Karim Sayad • Director of My English Cousin
"There’s clearly something personal about my films"
- Swiss and Algerian filmmaker Karim Sayad talks to us about his latest work My English Cousin, which is screening in Toronto's TIFF Docs section
We sat down with Karim Sayad, whose film premiered in the TIFF Docs section of Toronto International Film Festival. He spoke with sincerity about My English Cousin [+see also:
interview: Karim Sayad
film profile], a work which helped bring him closer to his family and to his own personal history.
Cineuropa: How did the idea for your film come about? How did you and your cousin work together to create the intimate and natural atmosphere that pervades each and every scene of the film?
Karim Sayad: The film came about as a result of everything that’s going on at the moment, migration issues. There are two rather caricatural depictions of migrants circulating in the press and in certain films right now: they’re either baddies who want to invade our lands, or they’re poor people whom we should help.
Twenty years ago, my brother arrived in England. I used to visit him in London; he was undocumented, a so-called “economic” migrant. Three years ago, when he told me he wanted to return to Algeria to get married, I realised that I’d finally found a dramatic storyline for my film: I could tell the story of an exiled man who wants to come home.
My aim was to offer a different, more complex portrait of a migrant. More than that, in terms of film direction - and contrary to what I’d done in my previous films - I wanted to dig deep into the private lives of characters coming from the same social background. I wanted to explore intimacy for a change, and to film people at home; to feel closer to them. In my mind, family was the only way for me to film such levels of intimacy. So I decided to speak to my cousin, who I’m very close to, and he let me film his mid-life crisis.
In your second film, you examine the notion of "masculinity" once again. In your opinion, is it easy for a man to satisfy modern-day society’s demands, where ever-increasing importance is placed on performance?
This is a really interesting question. My English Cousin is my third film, but I often come back to the same characters; namely Algerian men living in working class areas. I’ve created some kind of trilogy without actually intending to. If I think about it, this is probably a bit of a conscious choice.
What I was actually looking to do was to explore my "negative" side, my "opposite". I was born in Switzerland, and when I was in Algeria with my cousins, I would ask myself: what would I do if I’d been born here? The act of making a film was a way of thinking about all this and acknowledging my privileges. Undoubtedly, I imagine the theme of masculinity does come into it - into this encounter, into this need to take a good look at myself, and at these people who are born on the other side of the sea.
In Algeria, men feel a real sense of pressure from their families; they have to appear strong. Where I live, I’ve often had to contend with the stereotypical image of a young Arab: a bit of a thug, an arsehole when it comes to girls, really misogynist… My films allow me to drill down into this subject, and to show that it’s not in their nature to be arseholes, it’s the socio-economic and political conditions they’re living in that trap them within this narrative.

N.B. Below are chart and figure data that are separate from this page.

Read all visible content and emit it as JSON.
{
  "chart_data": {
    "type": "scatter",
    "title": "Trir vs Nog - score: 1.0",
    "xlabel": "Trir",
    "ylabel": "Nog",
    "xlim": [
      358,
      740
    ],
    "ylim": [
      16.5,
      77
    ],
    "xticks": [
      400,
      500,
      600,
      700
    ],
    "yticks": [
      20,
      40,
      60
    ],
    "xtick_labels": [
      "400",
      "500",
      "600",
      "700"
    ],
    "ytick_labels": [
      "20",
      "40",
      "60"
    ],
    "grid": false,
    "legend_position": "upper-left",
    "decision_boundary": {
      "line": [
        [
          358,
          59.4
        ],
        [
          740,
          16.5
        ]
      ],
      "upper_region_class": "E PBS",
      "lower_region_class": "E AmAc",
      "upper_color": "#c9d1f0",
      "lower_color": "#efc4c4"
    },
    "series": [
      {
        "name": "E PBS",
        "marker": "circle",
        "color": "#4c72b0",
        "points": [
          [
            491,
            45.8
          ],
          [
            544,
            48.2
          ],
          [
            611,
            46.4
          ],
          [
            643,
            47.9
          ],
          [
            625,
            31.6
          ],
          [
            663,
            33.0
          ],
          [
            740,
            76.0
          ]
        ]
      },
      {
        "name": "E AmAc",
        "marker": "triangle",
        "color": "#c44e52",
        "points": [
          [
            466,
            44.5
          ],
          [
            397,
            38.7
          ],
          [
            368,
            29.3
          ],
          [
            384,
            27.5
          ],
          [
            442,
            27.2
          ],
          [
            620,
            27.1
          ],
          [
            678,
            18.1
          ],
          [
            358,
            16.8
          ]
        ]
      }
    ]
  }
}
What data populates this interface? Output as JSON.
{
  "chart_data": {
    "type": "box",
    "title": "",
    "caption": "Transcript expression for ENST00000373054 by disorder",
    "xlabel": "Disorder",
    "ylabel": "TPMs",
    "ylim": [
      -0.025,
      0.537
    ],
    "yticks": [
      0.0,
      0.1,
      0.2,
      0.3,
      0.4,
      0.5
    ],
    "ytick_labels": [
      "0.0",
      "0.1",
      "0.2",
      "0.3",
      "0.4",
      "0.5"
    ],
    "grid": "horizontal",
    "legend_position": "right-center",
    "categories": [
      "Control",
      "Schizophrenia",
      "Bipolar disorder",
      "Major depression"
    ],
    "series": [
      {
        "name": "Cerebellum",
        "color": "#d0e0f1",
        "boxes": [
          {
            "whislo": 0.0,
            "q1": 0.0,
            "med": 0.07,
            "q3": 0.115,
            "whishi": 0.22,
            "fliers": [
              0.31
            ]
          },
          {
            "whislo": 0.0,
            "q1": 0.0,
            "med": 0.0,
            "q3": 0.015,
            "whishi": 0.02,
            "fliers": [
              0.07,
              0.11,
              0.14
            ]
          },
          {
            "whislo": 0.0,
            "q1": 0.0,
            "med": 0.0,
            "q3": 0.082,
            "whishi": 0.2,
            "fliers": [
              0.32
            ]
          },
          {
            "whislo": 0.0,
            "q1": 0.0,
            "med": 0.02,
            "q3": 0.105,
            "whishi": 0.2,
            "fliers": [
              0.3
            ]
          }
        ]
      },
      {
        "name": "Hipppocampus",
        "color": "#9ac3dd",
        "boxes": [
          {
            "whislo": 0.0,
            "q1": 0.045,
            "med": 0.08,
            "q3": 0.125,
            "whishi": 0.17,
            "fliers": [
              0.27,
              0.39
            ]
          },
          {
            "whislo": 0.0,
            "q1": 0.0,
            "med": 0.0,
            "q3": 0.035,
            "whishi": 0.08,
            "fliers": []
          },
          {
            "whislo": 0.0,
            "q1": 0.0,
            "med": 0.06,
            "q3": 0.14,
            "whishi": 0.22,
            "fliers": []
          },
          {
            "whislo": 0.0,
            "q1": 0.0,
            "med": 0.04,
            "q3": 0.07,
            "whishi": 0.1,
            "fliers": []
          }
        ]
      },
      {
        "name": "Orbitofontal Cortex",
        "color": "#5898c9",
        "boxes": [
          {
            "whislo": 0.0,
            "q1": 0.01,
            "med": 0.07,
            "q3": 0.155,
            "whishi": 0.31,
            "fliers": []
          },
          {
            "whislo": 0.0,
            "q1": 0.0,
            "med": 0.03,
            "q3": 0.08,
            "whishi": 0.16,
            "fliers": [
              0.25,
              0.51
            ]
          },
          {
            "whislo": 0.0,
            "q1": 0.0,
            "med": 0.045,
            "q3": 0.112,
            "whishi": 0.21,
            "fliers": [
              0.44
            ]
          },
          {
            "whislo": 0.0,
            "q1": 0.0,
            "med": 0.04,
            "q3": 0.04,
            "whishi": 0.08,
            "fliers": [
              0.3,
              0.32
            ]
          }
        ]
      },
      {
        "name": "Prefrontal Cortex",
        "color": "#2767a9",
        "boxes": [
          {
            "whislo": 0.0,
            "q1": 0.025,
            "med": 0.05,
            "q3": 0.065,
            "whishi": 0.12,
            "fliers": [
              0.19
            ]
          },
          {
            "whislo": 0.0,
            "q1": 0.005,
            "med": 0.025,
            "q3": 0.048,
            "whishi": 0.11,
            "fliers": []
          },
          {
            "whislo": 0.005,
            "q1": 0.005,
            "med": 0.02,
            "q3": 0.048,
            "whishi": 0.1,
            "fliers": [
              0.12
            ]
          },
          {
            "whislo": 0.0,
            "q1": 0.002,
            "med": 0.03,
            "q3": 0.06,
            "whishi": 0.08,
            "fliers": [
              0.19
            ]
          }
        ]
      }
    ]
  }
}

I think there’s often a crossover between gender issues and colonial issues: the view we in the West have of Arab men or women. Films allows us to talk and to debate these issues.
Until now, you’ve always shot films set in Algeria or films focusing on the Algerian people. Is this also a way for you to tell your own personal story?
I wouldn’t have made films if it weren’t for Algeria, and I would never have made films if I’d been born over there. There’s clearly something personal about my films. And, evidently, there’s a personal and social universe in Algeria that fascinates me.
With My English Cousin, I saw through some kind of undertaking which I didn’t even mean to embark upon. This latest film is also a bit of an achievement because I had the courage, the strength and the experience required to take a good look at my family; to make a stand on who I am. Whenever I talk with my cousin, we develop a greater understanding of the bonds that tie us together. I don’t appear very often in the film, but the viewer understands that I wasn’t born in Algeria. I’ve often been asked: why is it that even though you weren’t born in Algeria, you still talk about that country?